I glanced at Dean. As riveted as he was to what he was reading, Wyatt and I might not have even been on the same planet.
With a nod, I rose from the desk and headed down the hall to Calvin’s room.
Nothing had been touched since the ambulance crew had left the night before. The bed was stripped, the mattress still askew on its frame. The pill bottles sat on the desk, leaving me to assume that the medics had made a list of them. Choosing one at random, I read the label, just
as Wyatt had done. That particular prescription had been filled several months prior, and the bottle was practically full—sufficient evidence to prove he hadn’t been taking them.

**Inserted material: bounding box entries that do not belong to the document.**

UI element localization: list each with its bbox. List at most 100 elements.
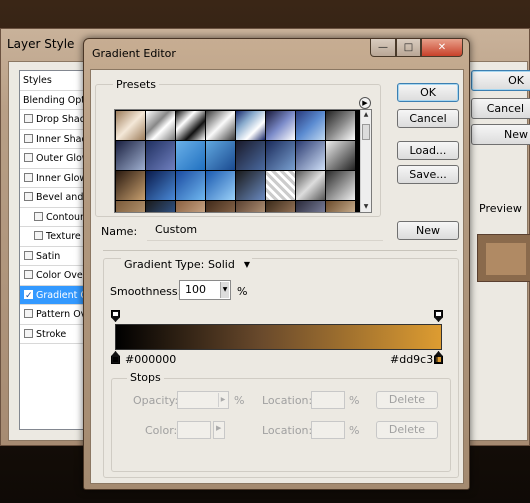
style-checkbox[interactable] [24, 328, 33, 338]
preset-swatch[interactable] [296, 171, 325, 200]
preset-swatch[interactable] [266, 201, 295, 212]
styles-list-item-label: Styles [23, 75, 52, 86]
scroll-thumb[interactable] [362, 124, 370, 140]
color-options-icon[interactable]: ▶ [213, 421, 225, 439]
delete-color-stop-button[interactable]: Delete [376, 421, 438, 439]
preset-swatch[interactable] [176, 201, 205, 212]
opacity-location-label: Location: [262, 394, 313, 407]
preset-swatch[interactable] [296, 201, 325, 212]
save-button[interactable]: Save... [397, 165, 459, 184]
preset-swatch[interactable] [326, 111, 355, 140]
preset-swatch[interactable] [206, 111, 235, 140]
maximize-button[interactable]: □ [396, 39, 421, 57]
preset-swatch[interactable] [266, 141, 295, 170]
cancel-button[interactable]: Cancel [397, 109, 459, 128]
presets-label: Presets [113, 78, 160, 91]
style-checkbox[interactable] [24, 114, 33, 123]
smoothness-dropdown-icon[interactable]: ▼ [220, 282, 229, 298]
preset-swatch[interactable] [176, 111, 205, 140]
preset-swatch[interactable] [326, 201, 355, 212]
styles-list-item-label: Contour [46, 211, 84, 223]
preset-swatch[interactable] [146, 171, 175, 200]
delete-opacity-stop-button[interactable]: Delete [376, 391, 438, 409]
style-checkbox[interactable] [34, 231, 43, 240]
style-checkbox[interactable] [24, 287, 33, 306]
gradient-name-input[interactable]: Custom [147, 221, 383, 241]
scroll-up-icon[interactable]: ▲ [361, 110, 371, 120]
chevron-down-icon: ▼ [243, 260, 250, 269]
preset-swatch[interactable] [116, 201, 145, 212]
gradient-type-select[interactable]: Solid ▼ [206, 257, 252, 275]
preset-swatch[interactable] [206, 141, 235, 170]
preset-swatch[interactable] [146, 201, 175, 212]
preset-swatch[interactable] [296, 111, 325, 140]
color-label: Color: [145, 424, 178, 437]
smoothness-unit: % [237, 285, 248, 298]
preset-swatch[interactable] [206, 171, 235, 200]
ok-button[interactable]: OK [397, 83, 459, 102]
style-checkbox[interactable] [24, 270, 33, 279]
new-gradient-button[interactable]: New [397, 221, 459, 240]
preset-swatch[interactable] [146, 141, 175, 170]
new-style-button[interactable]: New Style... [471, 124, 530, 145]
start-color-hex: #000000 [125, 353, 177, 366]
opacity-location-input[interactable] [311, 391, 345, 409]
gradient-bar[interactable] [115, 324, 442, 350]
minimize-icon: — [378, 42, 388, 53]
scroll-down-icon[interactable]: ▼ [361, 202, 371, 212]
smoothness-label: Smoothness: [110, 285, 182, 298]
load-button[interactable]: Load... [397, 141, 459, 160]
preset-swatch[interactable] [116, 171, 145, 200]
color-location-label: Location: [262, 424, 313, 437]
style-checkbox[interactable] [24, 133, 33, 143]
presets-menu-arrow-icon[interactable]: ▶ [359, 97, 371, 109]
presets-swatch-box: ▲ ▼ [114, 109, 372, 213]
gradient-editor-window: Gradient Editor — □ ✕ ▲ ▼ ▶ Presets OK C… [83, 38, 470, 490]
minimize-button[interactable]: — [370, 39, 396, 57]
styles-list-item-label: Stroke [36, 328, 67, 340]
layer-style-ok-button[interactable]: OK [471, 70, 530, 91]
style-checkbox[interactable] [24, 172, 33, 182]
stop-color-swatch[interactable] [177, 421, 211, 439]
styles-list-item-label: Inner Glow [36, 172, 88, 184]
opacity-input[interactable]: ▶ [177, 391, 229, 409]
smoothness-input[interactable]: 100 ▼ [179, 280, 231, 300]
close-button[interactable]: ✕ [421, 39, 463, 57]
close-icon: ✕ [437, 42, 447, 53]
preset-swatch[interactable] [236, 141, 265, 170]
gradient-type-value: Solid [208, 258, 235, 271]
preset-swatch[interactable] [146, 111, 175, 140]
preset-swatch[interactable] [266, 111, 295, 140]
preset-swatch[interactable] [206, 201, 235, 212]
opacity-label: Opacity: [133, 394, 179, 407]
style-checkbox[interactable] [24, 153, 33, 162]
preset-swatch[interactable] [176, 171, 205, 200]
color-location-input[interactable] [311, 421, 345, 439]
presets-scrollbar[interactable]: ▲ ▼ [360, 110, 371, 212]
preview-checkbox-label[interactable]: Preview [479, 202, 522, 215]
style-checkbox[interactable] [24, 309, 33, 318]
layer-style-title: Layer Style [7, 37, 75, 51]
name-label: Name: [101, 225, 138, 238]
preset-swatch[interactable] [116, 141, 145, 170]
preset-swatch[interactable] [236, 201, 265, 212]
preset-swatch[interactable] [116, 111, 145, 140]
preset-swatch[interactable] [176, 141, 205, 170]
preset-swatch[interactable] [296, 141, 325, 170]
maximize-icon: □ [403, 42, 414, 53]
preset-swatch[interactable] [266, 171, 295, 200]
presets-group: ▲ ▼ ▶ [95, 84, 381, 217]
style-checkbox[interactable] [24, 192, 33, 201]
preset-swatch[interactable] [326, 171, 355, 200]
preset-swatch[interactable] [326, 141, 355, 170]
separator [103, 250, 457, 251]
preset-swatch[interactable] [236, 171, 265, 200]
end-color-hex: #dd9c31 [390, 353, 441, 366]
preset-swatch[interactable] [236, 111, 265, 140]
layer-style-cancel-button[interactable]: Cancel [471, 98, 530, 119]
gradient-type-label: Gradient Type: [121, 258, 208, 271]
style-checkbox[interactable] [24, 250, 33, 260]
style-checkbox[interactable] [34, 211, 43, 221]
color-location-unit: % [349, 424, 360, 437]
opacity-dropdown-icon[interactable]: ▶ [218, 393, 227, 407]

I returned the bottle to the desk and glanced at the bed. Tidying up his quarters was the least I could do. I had just shoved the mattress back into place when I heard something hit the floor. A tiny glass bottle rolled across the bare wooden surface. Curious, I stooped to pick it up.
The cap was screwed on tight, but the bottle was empty. I stood there, staring at the label for several long moments.
Nitrostat.
Once again, I didn’t have to be a medical professional to know nitroglycerine was used to treat chest pain. According to the expiration date, the tablets would still have been good if there’d been any left. Had he taken the last one right before I found him? Or had the bottle been empty to begin with? And if so, for how long? Surely if he’d been using them often, he would’ve refilled the prescription.
Unless he’d been putting it off. Still, anyone with a known heart condition would understand the importance of having those tablets on hand at all times. He might’ve even carried them in his pocket.
I stared at the meds on the desk. Had this bottle been among them?
Only one way to find out.
Returning to my room, I handed the bottle to Wyatt. “I found this on the floor just now. Was it with the other medication bottles you checked last night?”
His brows knit together in a satyr-like frown. “No, but the fact that it’s empty explains a lot.”
Dean looked up from the letter he’d been reading. “What’s that?”
“Nitrostat,” Wyatt replied. “Used to treat angina. It won’t stop a full-blown MI, but if he’d taken them, last night’s episode might’ve turned out differently.”